FTX and its affiliates filed for bankruptcy on November 11 in US’s Delaware. The collapse of the company is essentially one of the highest-profile crypto blowups that left customers and investors in dire straits.
The United States Commodity Futures Trading Commission [CFTC] recently filed a lawsuit against SBF, FTX, and Alameda Research. All of them were reportedly charged with fraud and material misrepresentations of the sale of digital commodities.
The action of these entities paved the way for an immense loss of more than $8 billion among its customers. It was brought to light that FTX and Alameda commingled funds and particularly used customer deposits on the exchange.
Read More: Here’s why CFTC is suing SBF, FTX, and Alameda
Alameda Tried Redeeming 3000 Wrapped Bitcoin
Now, in a development that recently shaped up, it was ascertained that Alameda Research attempted redeeming around 3k wBTC days before its bankruptcy filing. Mike Belshe, the CEO of BitGo gave the same stamp of surety in a recent Twitter space.
Furthermore, on-chain data from Etherscan cross-confirmed that the transaction took place on November 9.
Belshe further revealed that the firm turned down the redemption request because an unknown Alameda representative involved did not pass Bitgo’s security verification process. Per Belshe, the representative also seemed unfamiliar with the wrapped Bitcoin burning process.

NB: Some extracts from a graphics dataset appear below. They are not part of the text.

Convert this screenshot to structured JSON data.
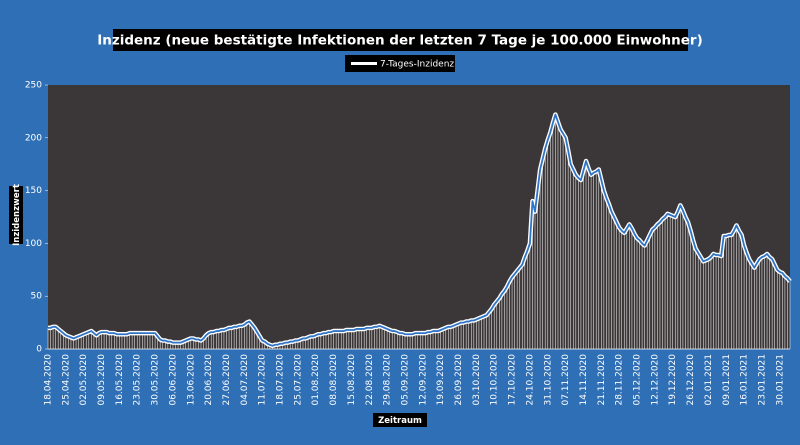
{
  "chart_data": {
    "type": "line",
    "title": "Inzidenz (neue bestätigte Infektionen der letzten 7 Tage je 100.000 Einwohner)",
    "y_label": "Inzidenzwert",
    "x_label": "Zeitraum",
    "legend": "top",
    "drop_lines": true,
    "categories": [
      "18.04.2020",
      null,
      null,
      null,
      null,
      null,
      null,
      "25.04.2020",
      null,
      null,
      null,
      null,
      null,
      null,
      "02.05.2020",
      null,
      null,
      null,
      null,
      null,
      null,
      "09.05.2020",
      null,
      null,
      null,
      null,
      null,
      null,
      "16.05.2020",
      null,
      null,
      null,
      null,
      null,
      null,
      "23.05.2020",
      null,
      null,
      null,
      null,
      null,
      null,
      "30.05.2020",
      null,
      null,
      null,
      null,
      null,
      null,
      "06.06.2020",
      null,
      null,
      null,
      null,
      null,
      null,
      "13.06.2020",
      null,
      null,
      null,
      null,
      null,
      null,
      "20.06.2020",
      null,
      null,
      null,
      null,
      null,
      null,
      "27.06.2020",
      null,
      null,
      null,
      null,
      null,
      null,
      "04.07.2020",
      null,
      null,
      null,
      null,
      null,
      null,
      "11.07.2020",
      null,
      null,
      null,
      null,
      null,
      null,
      "18.07.2020",
      null,
      null,
      null,
      null,
      null,
      null,
      "25.07.2020",
      null,
      null,
      null,
      null,
      null,
      null,
      "01.08.2020",
      null,
      null,
      null,
      null,
      null,
      null,
      "08.08.2020",
      null,
      null,
      null,
      null,
      null,
      null,
      "15.08.2020",
      null,
      null,
      null,
      null,
      null,
      null,
      "22.08.2020",
      null,
      null,
      null,
      null,
      null,
      null,
      "29.08.2020",
      null,
      null,
      null,
      null,
      null,
      null,
      "05.09.2020",
      null,
      null,
      null,
      null,
      null,
      null,
      "12.09.2020",
      null,
      null,
      null,
      null,
      null,
      null,
      "19.09.2020",
      null,
      null,
      null,
      null,
      null,
      null,
      "26.09.2020",
      null,
      null,
      null,
      null,
      null,
      null,
      "03.10.2020",
      null,
      null,
      null,
      null,
      null,
      null,
      "10.10.2020",
      null,
      null,
      null,
      null,
      null,
      null,
      "17.10.2020",
      null,
      null,
      null,
      null,
      null,
      null,
      "24.10.2020",
      null,
      null,
      null,
      null,
      null,
      null,
      "31.10.2020",
      null,
      null,
      null,
      null,
      null,
      null,
      "07.11.2020",
      null,
      null,
      null,
      null,
      null,
      null,
      "14.11.2020",
      null,
      null,
      null,
      null,
      null,
      null,
      "21.11.2020",
      null,
      null,
      null,
      null,
      null,
      null,
      "28.11.2020",
      null,
      null,
      null,
      null,
      null,
      null,
      "05.12.2020",
      null,
      null,
      null,
      null,
      null,
      null,
      "12.12.2020",
      null,
      null,
      null,
      null,
      null,
      null,
      "19.12.2020",
      null,
      null,
      null,
      null,
      null,
      null,
      "26.12.2020",
      null,
      null,
      null,
      null,
      null,
      null,
      "02.01.2021",
      null,
      null,
      null,
      null,
      null,
      null,
      "09.01.2021",
      null,
      null,
      null,
      null,
      null,
      null,
      "16.01.2021",
      null,
      null,
      null,
      null,
      null,
      null,
      "23.01.2021",
      null,
      null,
      null,
      null,
      null,
      null,
      "30.01.2021",
      null,
      null,
      null,
      null
    ],
    "series": [
      {
        "name": "7-Tages-Inzidenz",
        "color": "#2f74c6",
        "values": [
          20,
          20,
          21,
          21,
          19,
          17,
          15,
          13,
          12,
          11,
          10,
          11,
          12,
          13,
          14,
          15,
          16,
          17,
          15,
          13,
          15,
          16,
          16,
          16,
          15,
          15,
          15,
          14,
          14,
          14,
          14,
          14,
          15,
          15,
          15,
          15,
          15,
          15,
          15,
          15,
          15,
          15,
          15,
          12,
          9,
          8,
          8,
          7,
          7,
          6,
          6,
          6,
          6,
          7,
          8,
          9,
          10,
          10,
          9,
          9,
          8,
          10,
          13,
          15,
          16,
          16,
          17,
          17,
          18,
          18,
          19,
          20,
          20,
          21,
          21,
          22,
          22,
          23,
          25,
          26,
          23,
          20,
          16,
          12,
          8,
          7,
          5,
          4,
          3,
          4,
          4,
          5,
          5,
          6,
          6,
          7,
          7,
          8,
          8,
          9,
          10,
          10,
          11,
          12,
          12,
          13,
          14,
          14,
          15,
          15,
          16,
          16,
          17,
          17,
          17,
          17,
          17,
          18,
          18,
          18,
          18,
          19,
          19,
          19,
          19,
          20,
          20,
          20,
          21,
          21,
          22,
          21,
          20,
          19,
          18,
          17,
          17,
          16,
          15,
          15,
          14,
          14,
          14,
          14,
          15,
          15,
          15,
          15,
          15,
          16,
          16,
          17,
          17,
          17,
          18,
          19,
          20,
          21,
          21,
          22,
          23,
          24,
          25,
          25,
          26,
          26,
          27,
          27,
          28,
          29,
          30,
          31,
          32,
          35,
          38,
          42,
          45,
          48,
          52,
          55,
          59,
          64,
          68,
          71,
          74,
          77,
          80,
          87,
          93,
          100,
          140,
          130,
          150,
          170,
          180,
          190,
          198,
          205,
          214,
          222,
          215,
          208,
          204,
          200,
          188,
          175,
          170,
          165,
          162,
          160,
          169,
          178,
          171,
          165,
          167,
          168,
          170,
          160,
          150,
          143,
          137,
          130,
          125,
          120,
          115,
          112,
          110,
          114,
          118,
          114,
          109,
          105,
          103,
          100,
          98,
          103,
          108,
          113,
          115,
          118,
          120,
          123,
          125,
          128,
          127,
          126,
          125,
          130,
          136,
          131,
          125,
          120,
          112,
          103,
          95,
          91,
          87,
          83,
          84,
          85,
          87,
          90,
          89,
          89,
          88,
          107,
          107,
          108,
          108,
          112,
          117,
          112,
          108,
          98,
          91,
          85,
          81,
          77,
          81,
          85,
          87,
          88,
          90,
          87,
          85,
          80,
          75,
          73,
          72,
          69,
          67,
          64
        ]
      }
    ],
    "ylim": [
      0,
      250
    ],
    "yticks": [
      0,
      50,
      100,
      150,
      200,
      250
    ]
  }
}
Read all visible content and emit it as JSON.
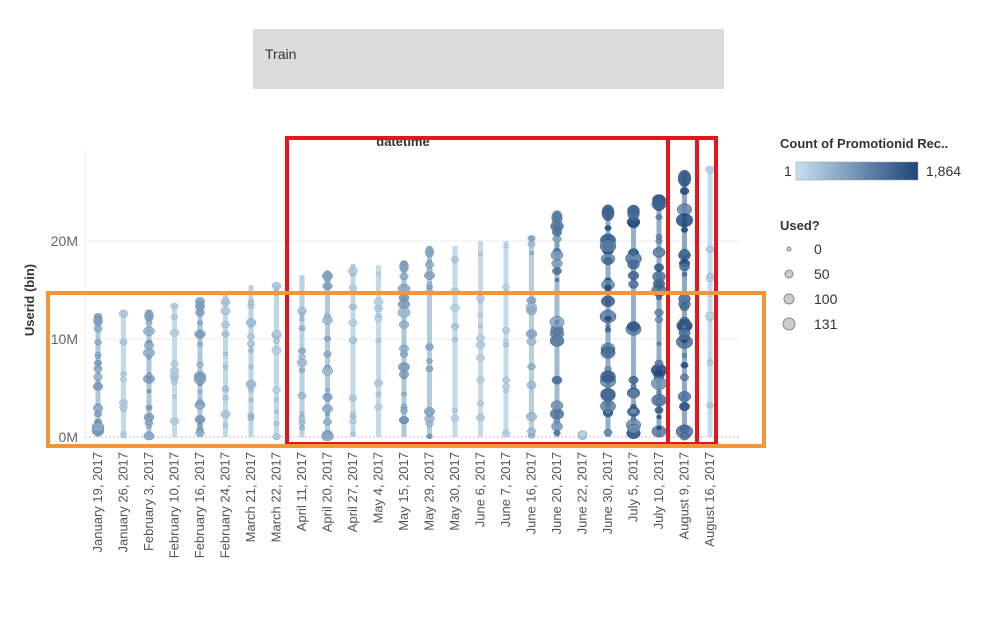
{
  "filter": {
    "label": "Train"
  },
  "legend_color": {
    "title": "Count of Promotionid Rec..",
    "min_label": "1",
    "max_label": "1,864"
  },
  "legend_size": {
    "title": "Used?",
    "items": [
      "0",
      "50",
      "100",
      "131"
    ]
  },
  "chart_data": {
    "type": "scatter",
    "title": "datetime",
    "ylabel": "Userid (bin)",
    "xlabel": "",
    "y_ticks": [
      "20M",
      "10M",
      "0M"
    ],
    "ylim": [
      0,
      28
    ],
    "grid": true,
    "categories": [
      "January 19, 2017",
      "January 26, 2017",
      "February 3, 2017",
      "February 10, 2017",
      "February 16, 2017",
      "February 24, 2017",
      "March 21, 2017",
      "March 22, 2017",
      "April 11, 2017",
      "April 20, 2017",
      "April 27, 2017",
      "May 4, 2017",
      "May 15, 2017",
      "May 29, 2017",
      "May 30, 2017",
      "June 6, 2017",
      "June 7, 2017",
      "June 16, 2017",
      "June 20, 2017",
      "June 22, 2017",
      "June 30, 2017",
      "July 5, 2017",
      "July 10, 2017",
      "August 9, 2017",
      "August 16, 2017"
    ],
    "max_userid_millions": [
      12.5,
      13,
      13,
      13.5,
      14,
      14.5,
      15.5,
      15.5,
      16.5,
      17,
      17.5,
      17.5,
      18,
      19.5,
      19.5,
      20,
      20,
      20.5,
      23,
      0.3,
      23.5,
      23.5,
      24.5,
      27,
      27.5
    ],
    "intensity": [
      0.45,
      0.15,
      0.45,
      0.15,
      0.45,
      0.2,
      0.25,
      0.2,
      0.3,
      0.4,
      0.2,
      0.15,
      0.45,
      0.4,
      0.15,
      0.15,
      0.15,
      0.35,
      0.65,
      0.15,
      0.85,
      0.8,
      0.85,
      0.9,
      0.15
    ],
    "legend_color_range": [
      1,
      1864
    ],
    "legend_size_values": [
      0,
      50,
      100,
      131
    ]
  }
}
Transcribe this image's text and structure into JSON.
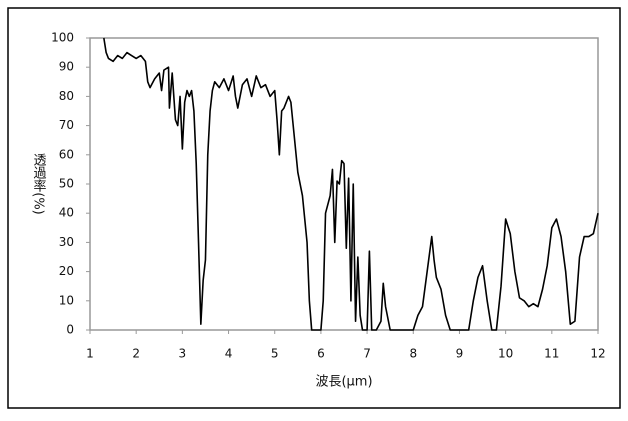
{
  "chart_data": {
    "type": "line",
    "xlabel": "波長(μm)",
    "ylabel": "透過率(%)",
    "xlim": [
      1,
      12
    ],
    "xticks": [
      1,
      2,
      3,
      4,
      5,
      6,
      7,
      8,
      9,
      10,
      11,
      12
    ],
    "ylim": [
      0,
      100
    ],
    "yticks": [
      0,
      10,
      20,
      30,
      40,
      50,
      60,
      70,
      80,
      90,
      100
    ],
    "grid": false,
    "series": [
      {
        "color": "#000000",
        "x": [
          1.3,
          1.35,
          1.4,
          1.5,
          1.6,
          1.7,
          1.8,
          1.9,
          2.0,
          2.1,
          2.2,
          2.25,
          2.3,
          2.4,
          2.5,
          2.55,
          2.6,
          2.7,
          2.72,
          2.78,
          2.85,
          2.9,
          2.95,
          3.0,
          3.05,
          3.1,
          3.15,
          3.2,
          3.25,
          3.3,
          3.35,
          3.4,
          3.45,
          3.5,
          3.55,
          3.6,
          3.65,
          3.7,
          3.8,
          3.9,
          4.0,
          4.1,
          4.15,
          4.2,
          4.3,
          4.4,
          4.5,
          4.6,
          4.7,
          4.8,
          4.9,
          5.0,
          5.05,
          5.1,
          5.15,
          5.2,
          5.3,
          5.35,
          5.4,
          5.5,
          5.6,
          5.7,
          5.75,
          5.8,
          5.85,
          6.0,
          6.05,
          6.1,
          6.2,
          6.25,
          6.3,
          6.35,
          6.4,
          6.45,
          6.5,
          6.55,
          6.6,
          6.65,
          6.7,
          6.75,
          6.8,
          6.85,
          6.9,
          7.0,
          7.05,
          7.1,
          7.2,
          7.3,
          7.35,
          7.4,
          7.5,
          7.6,
          7.8,
          8.0,
          8.1,
          8.2,
          8.3,
          8.4,
          8.45,
          8.5,
          8.6,
          8.7,
          8.8,
          9.0,
          9.2,
          9.3,
          9.4,
          9.5,
          9.6,
          9.7,
          9.8,
          9.9,
          10.0,
          10.1,
          10.2,
          10.3,
          10.4,
          10.5,
          10.6,
          10.7,
          10.8,
          10.9,
          11.0,
          11.1,
          11.2,
          11.3,
          11.4,
          11.5,
          11.6,
          11.7,
          11.8,
          11.9,
          12.0
        ],
        "values": [
          100,
          95,
          93,
          92,
          94,
          93,
          95,
          94,
          93,
          94,
          92,
          85,
          83,
          86,
          88,
          82,
          89,
          90,
          76,
          88,
          72,
          70,
          80,
          62,
          78,
          82,
          80,
          82,
          75,
          57,
          30,
          2,
          17,
          24,
          60,
          75,
          82,
          85,
          83,
          86,
          82,
          87,
          80,
          76,
          84,
          86,
          80,
          87,
          83,
          84,
          80,
          82,
          72,
          60,
          75,
          76,
          80,
          78,
          70,
          54,
          46,
          30,
          10,
          0,
          0,
          0,
          10,
          40,
          46,
          55,
          30,
          51,
          50,
          58,
          57,
          28,
          52,
          10,
          50,
          3,
          25,
          5,
          0,
          0,
          27,
          0,
          0,
          3,
          16,
          8,
          0,
          0,
          0,
          0,
          5,
          8,
          20,
          32,
          24,
          18,
          14,
          5,
          0,
          0,
          0,
          10,
          18,
          22,
          10,
          0,
          0,
          15,
          38,
          33,
          20,
          11,
          10,
          8,
          9,
          8,
          14,
          22,
          35,
          38,
          32,
          20,
          2,
          3,
          25,
          32,
          32,
          33,
          40
        ]
      }
    ]
  }
}
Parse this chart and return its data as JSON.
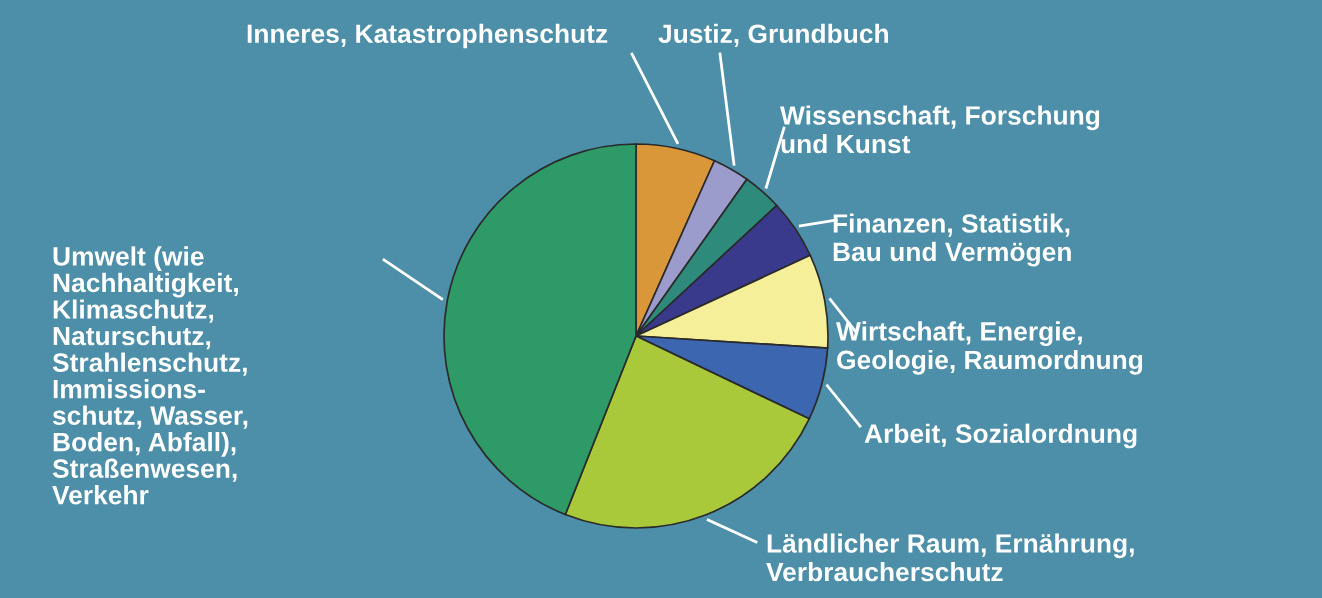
{
  "chart_data": {
    "type": "pie",
    "categories": [
      "Inneres, Katastrophenschutz",
      "Justiz, Grundbuch",
      "Wissenschaft, Forschung\nund Kunst",
      "Finanzen, Statistik,\nBau und Vermögen",
      "Wirtschaft, Energie,\nGeologie, Raumordnung",
      "Arbeit, Sozialordnung",
      "Ländlicher Raum, Ernährung,\nVerbraucherschutz",
      "Umwelt (wie\nNachhaltigkeit,\nKlimaschutz,\nNaturschutz,\nStrahlenschutz,\nImmissions-\nschutz, Wasser,\nBoden, Abfall),\nStraßenwesen,\nVerkehr"
    ],
    "values": [
      6.7,
      3.1,
      3.3,
      5.0,
      7.9,
      6.1,
      23.9,
      44.0
    ],
    "colors": [
      "#d9973a",
      "#9b9bcc",
      "#2e8a7a",
      "#3a3a8c",
      "#f5ef9a",
      "#3d66b0",
      "#a9c93a",
      "#2e9a68"
    ]
  }
}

wBTC can be redeemed for Bitcoin once sent to a burn address. The conversion is conventionally made at a 1:1 ratio. It is important to note that Bitgo is one of the co-developers of wBTC along with Ren and Kyber.
Chalking out what happened after the security details didn’t match the process, the exec said,
“So we held it up and we said no, no, no, no. This is not what the burn looks like. And we need to know who this person was.”
While they were holding it and waiting for a response on the said issues, Alameda went bankrupt. As a result, everything got halted.
The Bitgo exec further added that Alameda’s 3,000 BTC mint request remains to be “stuck” on the platform. Belshe added that the firm would most likely leave the tokens where they were. Only when the trustees working on Alameda’s bankruptcy case would want to deal with it, a further step will be taken.